Can do


I’ve been feeling a little overwhelmed lately, primarily from pressure I exert on myself. Fun times. I’m looking for a new job, trying to lose weight, trying to figure out how to buy a house, figuring out where that house should be, figuring how the hell we’re going to afford that on one income; you get the idea. None of these are small decisions and I’ve been drowning under a constant feeling of “I can’t do it.”

Typically, I keep most of this to myself, due to the fact that HH has her own set of issues to deal with; Is Skyler ready for potty training, why won’t Lexie’s tooth break through, is there time for one more load of laundry before I pass out and what the hell are we having for dinner. But last night, I was really upset and so I was telling her all this and she stops me and says “Why are you so focused on the things you can’t do?”

And it was one of those moments. It was almost on the tip of my tongue to lash out, but I just said “You’re right.” Clearly, she was not expecting that, lol. She laughed, and was like “How can I even be mad now?”

But she was right. I was focusing on what I can’t do like Gollum on the Ring. Obsessing over it. So, of course, that’s what I was attracting. Can’t do it, can’t do it, can’t do it. Of course I can’t, with an attitude like that.

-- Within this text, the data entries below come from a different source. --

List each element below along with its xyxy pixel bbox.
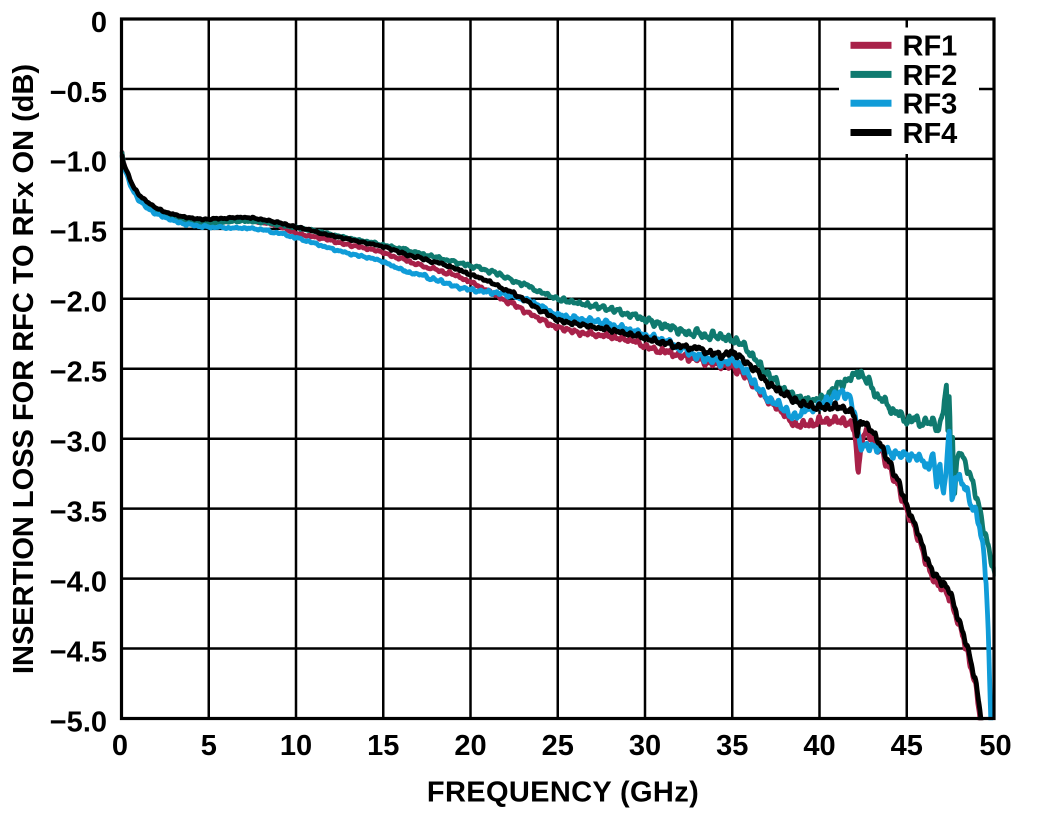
svg-text:0: 0: [91, 7, 107, 39]
svg-text:10: 10: [280, 730, 312, 762]
svg-text:5: 5: [201, 730, 217, 762]
svg-text:20: 20: [454, 730, 486, 762]
svg-text:−3.0: −3.0: [50, 427, 107, 459]
svg-text:RF3: RF3: [903, 89, 958, 121]
svg-text:−2.0: −2.0: [50, 287, 107, 319]
svg-text:−1.0: −1.0: [50, 147, 107, 179]
svg-text:RF1: RF1: [903, 31, 958, 63]
svg-text:−4.5: −4.5: [50, 636, 107, 668]
svg-text:RF2: RF2: [903, 60, 958, 92]
svg-text:−3.5: −3.5: [50, 496, 107, 528]
svg-text:40: 40: [803, 730, 835, 762]
svg-text:45: 45: [891, 730, 923, 762]
svg-text:−5.0: −5.0: [50, 706, 107, 738]
svg-text:50: 50: [979, 730, 1011, 762]
svg-text:−1.5: −1.5: [50, 217, 107, 249]
svg-text:15: 15: [367, 730, 399, 762]
svg-text:INSERTION LOSS FOR RFC TO RFx: INSERTION LOSS FOR RFC TO RFx ON (dB): [8, 64, 40, 674]
svg-text:RF4: RF4: [903, 118, 958, 150]
svg-text:0: 0: [112, 730, 128, 762]
svg-text:−2.5: −2.5: [50, 357, 107, 389]
svg-text:30: 30: [629, 730, 661, 762]
svg-text:35: 35: [716, 730, 748, 762]
svg-text:−0.5: −0.5: [50, 77, 107, 109]
svg-text:−4.0: −4.0: [50, 566, 107, 598]
svg-text:FREQUENCY (GHz): FREQUENCY (GHz): [427, 777, 699, 809]
svg-text:25: 25: [542, 730, 574, 762]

So I’m trying to focus on what I can do, right now.  I CAN send out my resume like my life depends on it.  I CAN start making better food choices for myself and my family today.  I CAN start a savings program that will help me afford a mortgage and closing costs.  And I can do a little more of each of these every day until the big goals don’t seem so daunting.  I WILL find a new job.  I WILL lose some weight.  And I WILL have almost $10K in a dedicated savings account within a year.

I just have to remember my headlights.  When driving at night, all you can see is the road within your headlights.  You can’t see your final destination, but you know that the road you’re on is taking you in the right direction.  It’s amazing what a little change in perspective can do for your overall frame of mind.  I think I might even see the sun beginning to rise over on the horizon!